View Single Post
Old April 21, 2012, 09:47 PM   #6
insomni
Senior Member
 
Join Date: September 28, 2011
Posts: 342
I was JUST coaching a friend of mine at the range this morning on this. He too said he used the tip because he "learned it in basic"

years ago when I was a young joe, I couldn't figure out why I kept stringing shots to the left, and my [substandard.... we'll get to that in a minute] NCO kept smoking me and saying I had "too much finger on the trigger". I kept moving further and further out to the tip and kept stringing more and more.

Then I had a great epiphany: This jerk shoots a 27 (back to the substandard NCO bit), so what the hell does he know. I fooled around a bit, and eventually realized: THERE IS ONLY ONE RULE TO HOW MUCH FINGER YOU PUT ON THE TRIGGER: Place the trigger at the point on your finger that allows you to pull it STRAIGHT BACK. For my hand, it's directly behind the first knuckle. For a good friend of mine it's behind the second knucke (i.e. he has almost his whole damned finger in there... mainly because's he's a big stupid lunkhead), and for another buddy of mine it's right in front of the first knuckle. All of us shoot 40/40.

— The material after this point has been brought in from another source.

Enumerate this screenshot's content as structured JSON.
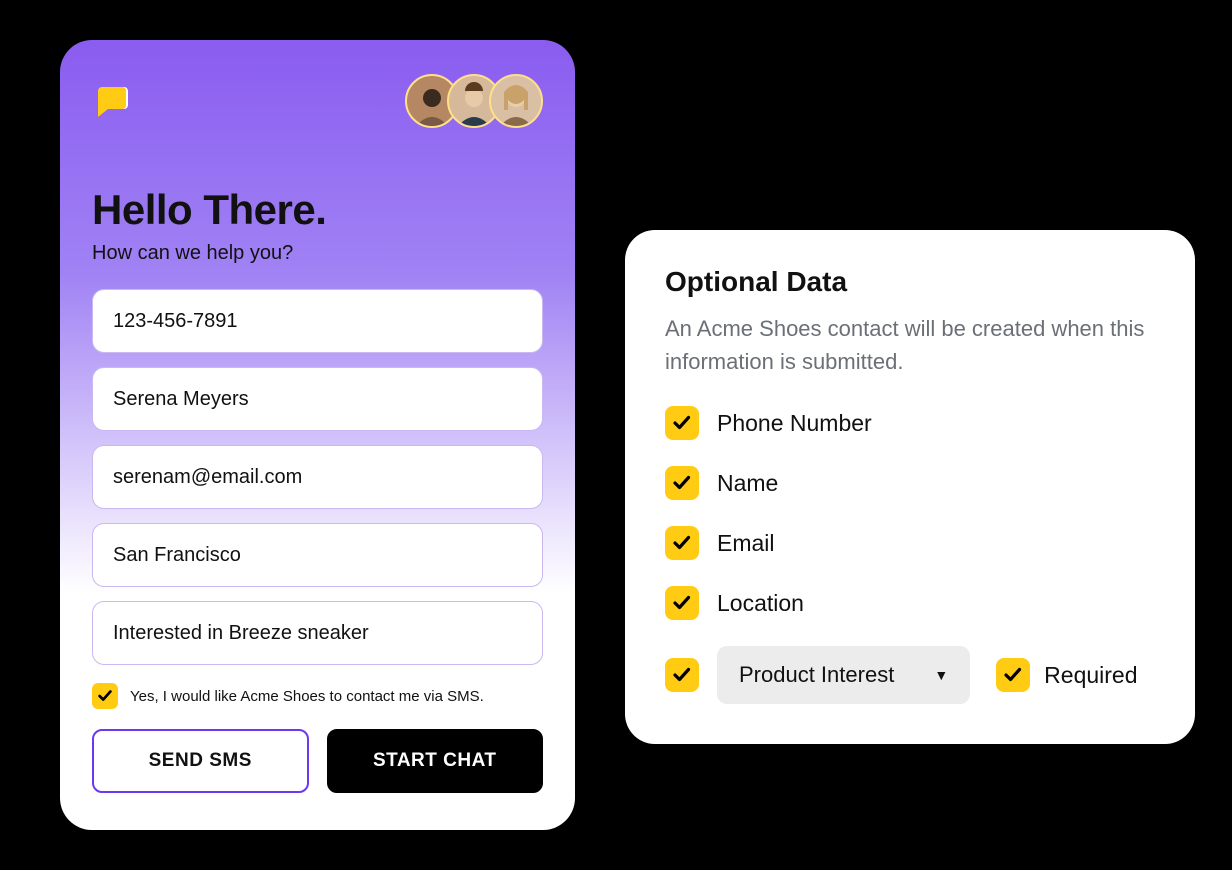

To figure out how much finger you need, do quarter drills (with a rifle)
. They require a buddy. lay in the prone position, and hold your rifle steady. Charge your weapon and then have a friend balance a quarter on the barrel right behind the flash suppressor. Squeeze the trigger. if done correctly, the quarter will wobble, but remain on the barrel. If your trigger squeeze is off, the quarter will fall off your barrel. Repeat until you can get 10 in a row that stay on the barrel. Do the drill a couple times a week. I did this extensively with a buddy of mine when I was a Private just so I could smirk at said inferior NCO when I shot my first 40/40 and he barely qualified. Felt really good when i did, mainly because I'd brought myself to that level. Best revenge is living well and shooting better!

To translate that to a pistol: you can't raelly do it with a quarter. I like dry firing my pistol and paying attention to how much my sights move. The idea is that the lay of the pistol doesn't change. With my particular pistol, I actually like my finger to be just in front of the first joint. Again, practice practice practice until you get it right.

Last edited by insomni; April 21, 2012 at 09:53 PM.